Convention Center CEO Ahmeenah Young admitted as much today to KYW Newsradio.
“Yes, there is (a decline in bookings), but there is a cycle we need to be aware of, of how these large conventions meet,” she said. “And we certainly had to recover from the actual expansion and construction, which put us out of one or two of the cycles for people meeting. But yes, there is a decline.”
Ed Grose, executive director of the Greater Philadelphia Hotel Association, says his members are beyond disappointed.
“We were promised that we would get between 20 and 24 citywide conventions a year. There’s years, upcoming years, there’s not even eight citywide conventions,” he said.

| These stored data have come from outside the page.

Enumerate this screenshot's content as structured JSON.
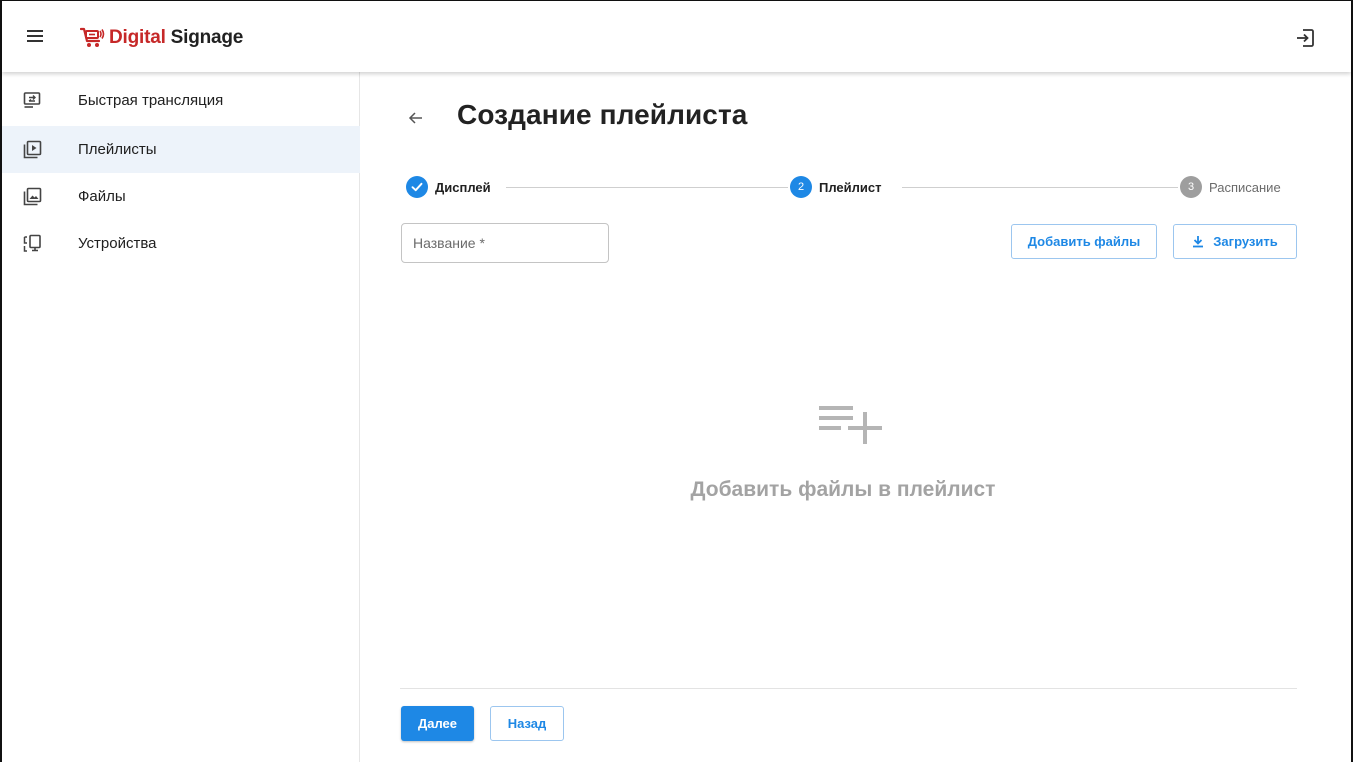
{
  "header": {
    "logo_part1": "Digital",
    "logo_part2": "Signage",
    "menu_icon": "hamburger-menu-icon",
    "logout_icon": "logout-icon",
    "brand_color": "#c62828"
  },
  "sidebar": {
    "items": [
      {
        "label": "Быстрая трансляция",
        "icon": "quick-cast-icon",
        "active": false
      },
      {
        "label": "Плейлисты",
        "icon": "playlist-play-icon",
        "active": true
      },
      {
        "label": "Файлы",
        "icon": "image-file-icon",
        "active": false
      },
      {
        "label": "Устройства",
        "icon": "devices-icon",
        "active": false
      }
    ]
  },
  "main": {
    "title": "Создание плейлиста",
    "back_icon": "arrow-left-icon",
    "stepper": {
      "steps": [
        {
          "number": "1",
          "label": "Дисплей",
          "state": "completed"
        },
        {
          "number": "2",
          "label": "Плейлист",
          "state": "active"
        },
        {
          "number": "3",
          "label": "Расписание",
          "state": "inactive"
        }
      ]
    },
    "name_field": {
      "placeholder": "Название *",
      "value": ""
    },
    "add_files_button": "Добавить файлы",
    "upload_button": "Загрузить",
    "empty_state": {
      "icon": "playlist-add-icon",
      "text": "Добавить файлы в плейлист"
    },
    "next_button": "Далее",
    "back_button": "Назад"
  },
  "colors": {
    "accent": "#1e88e5",
    "step_inactive": "#9e9e9e",
    "active_nav_bg": "#edf3fa",
    "empty_text": "#a3a3a3"
  }
}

And Grose minces no words in laying blame for the center’s issues: customer dissatisfaction with one of the unions that helps set up shows, the carpenters’ union.
“The more we look into the issues, more and more we’re hearing that it’s the carpenters who are not providing the customer service that’s needed in bringing people back,” Grose tells KYW Newsradio.
Carpenters’ union chief Ed Coryell Sr. did not return our call seeking comment.
Young, the Convention Center CEO, says all the unions who work there — including the carpenters — are committed to improving customer relations.
“To my knowledge, every single union in this building is willing to work toward resolving these issues,” she said.
And Grose, of the Hotel Association, believes the Convention Center board is trying to grapple with the labor issues.
“We’re very encouraged with how engaged the Convention Center board has been the last year,” he said. “We feel that it’s very solvable, because providing good customer service is not a difficult thing to do.”
But Grose admits that the national perception of the Pennsylvania Convention Center is not good because of labor costs, and that just solving the problems may not erase the perception.
“We’re going to need a ‘wow’ factor,” he says. “We’re going to really need to show that we mean business by fixing the issues over there.”
The expansion of the Convention Center was designed to draw mega-gatherings that the original facility could not handle. The cost of the expansion alone was just under $800 million, paid for by state taxpayers.